“Oh, don’t go!” and Posey clung to her, frightened both by her look and tone. “Don’t leave me, take me with you if you go.”
“Mamma cannot, dear, though she would, oh, so gladly. But I want you to listen now, and though you are only a little girl, never, never forget what I am saying. Be good, wherever you are try to be good, always tell the truth, always be honest, and every night say the prayer I have taught you; remember that mamma has gone to heaven and will wait for you; and above all remember, remember always, that God loves you and will take care of you.”
“Do you know where my husband is?” she asked a little later of the neighboring woman who was caring for her.
“No, but I can try and find him.” In her own mind she thought it would be no difficult task.
“It’s no matter,” was the weary answer of the wife, who had sadly learned long before that her husband’s presence was slight cause for happiness. “Tell him good-by for me, and to send a letter he will find in my workbox to my mother; so she will know that I asked her forgiveness before I died. And I want her, as I know she will for my sake, to take my child.”

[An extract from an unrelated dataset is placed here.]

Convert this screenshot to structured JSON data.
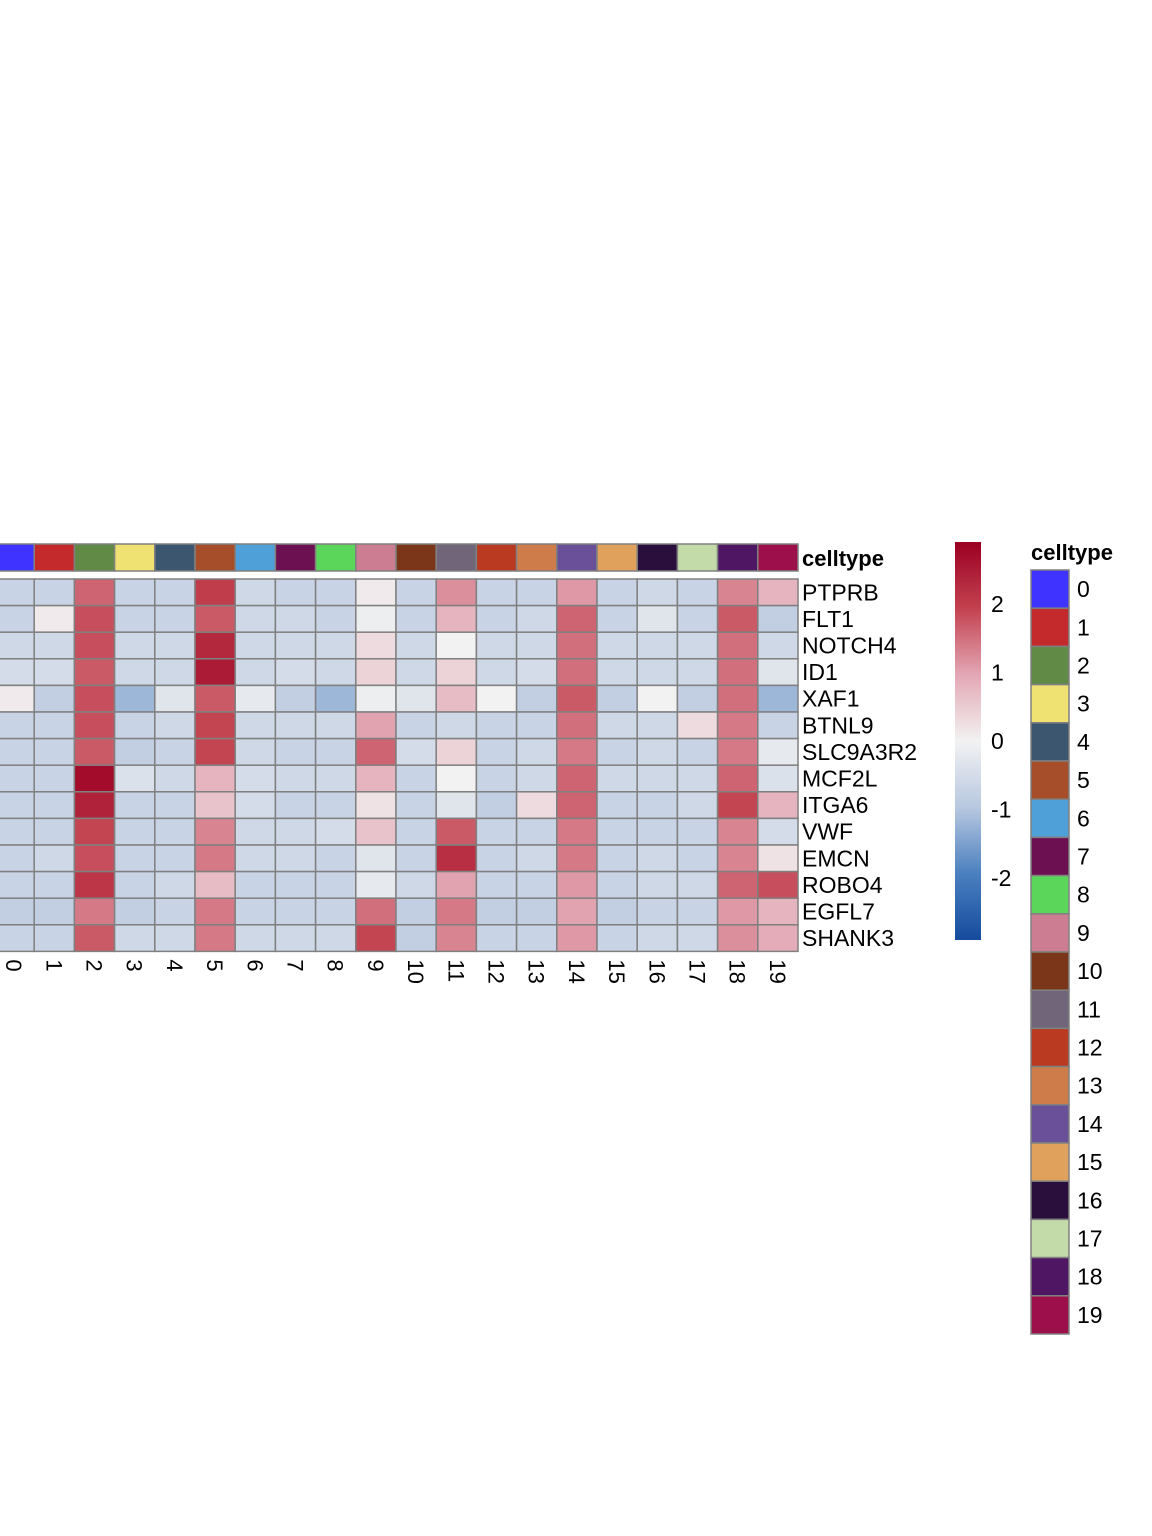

Her voice that had been growing weaker and weaker failed as she whispered the last word. A slight coughing-fit followed, there were a few fluttering breaths, and the nurse who had been holding her hand laid it softly down.
“Oh, what is the matter with my mamma?” cried Posey in a frightened tone. “What makes her look so white; and lie so still? Mamma, Mamma, speak to me, do!”
But the ear that had always listened to her slightest call, would hear her no more. And the woman lifting kindly in her arms the now motherless child, terror-stricken and sobbing, though too young to understand the great loss and sorrow that had come to her, carried her gently from the room.
When the absent husband at last came home and was told his wife’s last message he listened to it moodily. “I don’t know any great reason she had to ask her mother’s forgiveness, just because she married me,” he said. “I’m not the worst man in the world, by a long way, if her mother did make such a fuss about it. And as for letting her have Posey to bring up and set against me, I’ll do nothing of the kind. I can take care of my own child, and I shall do it.”
A natural and praiseworthy sentiment, this last, had he been a sober, industrious man, but unfortunately for himself and all connected with him he was neither. As a consequence, in the days that followed his little girl suffered much from neglect, and often from privation. Sometimes he feasted her on candy and sweetmeats till she was almost sick, and again, and more often, he left her to fare as best she might, and go hungry unless some neighbor fed her, while many were the nights she lay awake trembling in the darkness in her little bed, afraid of the dark, and almost more afraid of hearing the unsteady steps that would announce a drunken father.